2. Show some examples of test images to demonstrate how your pipeline is working. What did you do to optimize the performance of your classifier?
Ultimately I searched on 1.5 scales using YCrCb 3-channel HOG features plus spatially binned color and histograms of color in the feature vector, which provided a nice result. Here are some example images:
1. Provide a link to your final video output. Your pipeline should perform reasonably well on the entire project video (somewhat wobbly or unstable bounding boxes are ok as long as you are identifying the vehicles most of the time with minimal false positives.)
Here's a link to my video result
2. Describe how (and identify where in your code) you implemented some kind of filter for false positives and some method for combining overlapping bounding boxes.

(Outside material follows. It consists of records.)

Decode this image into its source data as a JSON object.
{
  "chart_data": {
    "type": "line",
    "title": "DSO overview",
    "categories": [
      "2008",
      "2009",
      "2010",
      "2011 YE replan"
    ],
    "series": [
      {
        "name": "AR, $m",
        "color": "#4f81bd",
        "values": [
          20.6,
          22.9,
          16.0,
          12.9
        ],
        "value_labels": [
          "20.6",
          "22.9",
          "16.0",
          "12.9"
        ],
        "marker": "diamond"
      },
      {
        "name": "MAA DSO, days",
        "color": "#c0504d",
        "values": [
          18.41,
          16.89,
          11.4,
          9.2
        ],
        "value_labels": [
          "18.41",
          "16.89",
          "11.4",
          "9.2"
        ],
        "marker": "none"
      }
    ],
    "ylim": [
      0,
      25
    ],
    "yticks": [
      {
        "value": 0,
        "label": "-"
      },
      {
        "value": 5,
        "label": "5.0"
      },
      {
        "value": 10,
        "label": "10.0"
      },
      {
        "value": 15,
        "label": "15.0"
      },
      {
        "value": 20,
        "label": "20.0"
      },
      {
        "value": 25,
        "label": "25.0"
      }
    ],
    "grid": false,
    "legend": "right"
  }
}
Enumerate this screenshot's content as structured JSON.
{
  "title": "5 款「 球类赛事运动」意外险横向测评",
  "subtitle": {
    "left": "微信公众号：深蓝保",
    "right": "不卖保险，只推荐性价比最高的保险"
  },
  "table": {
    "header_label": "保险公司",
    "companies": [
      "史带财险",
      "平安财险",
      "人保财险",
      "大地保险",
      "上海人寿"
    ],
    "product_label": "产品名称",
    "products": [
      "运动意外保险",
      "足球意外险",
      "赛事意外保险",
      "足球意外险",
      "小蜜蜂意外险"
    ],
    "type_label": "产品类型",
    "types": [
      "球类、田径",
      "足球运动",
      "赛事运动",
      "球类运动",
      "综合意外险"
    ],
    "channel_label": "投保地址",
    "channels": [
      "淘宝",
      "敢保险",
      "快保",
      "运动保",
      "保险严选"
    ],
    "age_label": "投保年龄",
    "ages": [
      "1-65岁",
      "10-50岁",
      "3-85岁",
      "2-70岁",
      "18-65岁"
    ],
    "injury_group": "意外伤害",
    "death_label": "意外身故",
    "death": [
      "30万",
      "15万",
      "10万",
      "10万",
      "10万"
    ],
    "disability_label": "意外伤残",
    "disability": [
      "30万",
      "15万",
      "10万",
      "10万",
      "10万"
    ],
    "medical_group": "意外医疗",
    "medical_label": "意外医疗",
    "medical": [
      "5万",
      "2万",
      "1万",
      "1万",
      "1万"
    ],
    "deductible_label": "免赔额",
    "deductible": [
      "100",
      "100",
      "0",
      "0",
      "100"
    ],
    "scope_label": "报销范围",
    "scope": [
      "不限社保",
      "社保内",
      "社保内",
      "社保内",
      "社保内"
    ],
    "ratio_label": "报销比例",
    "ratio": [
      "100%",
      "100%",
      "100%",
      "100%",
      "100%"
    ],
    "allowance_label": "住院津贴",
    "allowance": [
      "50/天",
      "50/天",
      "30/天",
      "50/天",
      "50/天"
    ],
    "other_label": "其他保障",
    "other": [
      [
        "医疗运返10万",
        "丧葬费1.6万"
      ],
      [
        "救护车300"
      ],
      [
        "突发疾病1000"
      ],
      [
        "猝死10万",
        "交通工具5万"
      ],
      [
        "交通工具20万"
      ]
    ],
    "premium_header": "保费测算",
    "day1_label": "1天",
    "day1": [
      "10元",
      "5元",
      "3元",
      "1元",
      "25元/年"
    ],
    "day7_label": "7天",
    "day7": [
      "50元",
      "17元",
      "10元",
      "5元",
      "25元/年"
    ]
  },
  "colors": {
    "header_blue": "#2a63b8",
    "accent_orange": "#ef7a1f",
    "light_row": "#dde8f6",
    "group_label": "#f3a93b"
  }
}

I recorded the positions of positive detections in each frame of the video. From the positive detections I created a heatmap and then thresholded that map to identify vehicle positions. I then used scipy.ndimage.measurements.label() to identify individual blobs in the heatmap. I then assumed each blob corresponded to a vehicle. I constructed bounding boxes to cover the area of each blob detected.
Here's an example result showing the heatmap from a series of frames of video, the result of scipy.ndimage.measurements.label() and the bounding boxes then overlaid on the last frame of video:
![alt text][image5]
Here is the output of scipy.ndimage.measurements.label() on the integrated heatmap from all both frames:
1. Briefly discuss any problems / issues you faced in your implementation of this project. Where will your pipeline likely fail? What could you do to make it more robust?
The biggest issue I had (and continue to have) is false positives and not having smooth transitions from frame to frame. I think a lot of improvements could be made the training of the classifier (reducing overfitting), the window search and the heatmap to reduce false positives. To make the project more robust I would gather more labeled data in order to train the a better classifier. I would also consider using a neural network to fine tune the training. I would also explore better ways to tune the window searching either by adjusting the parameters or breaking the find_cars method into smaller more tunable functions/services. Finally I didn't spend as much time as I would have liked to on removing false positives using heatmapping.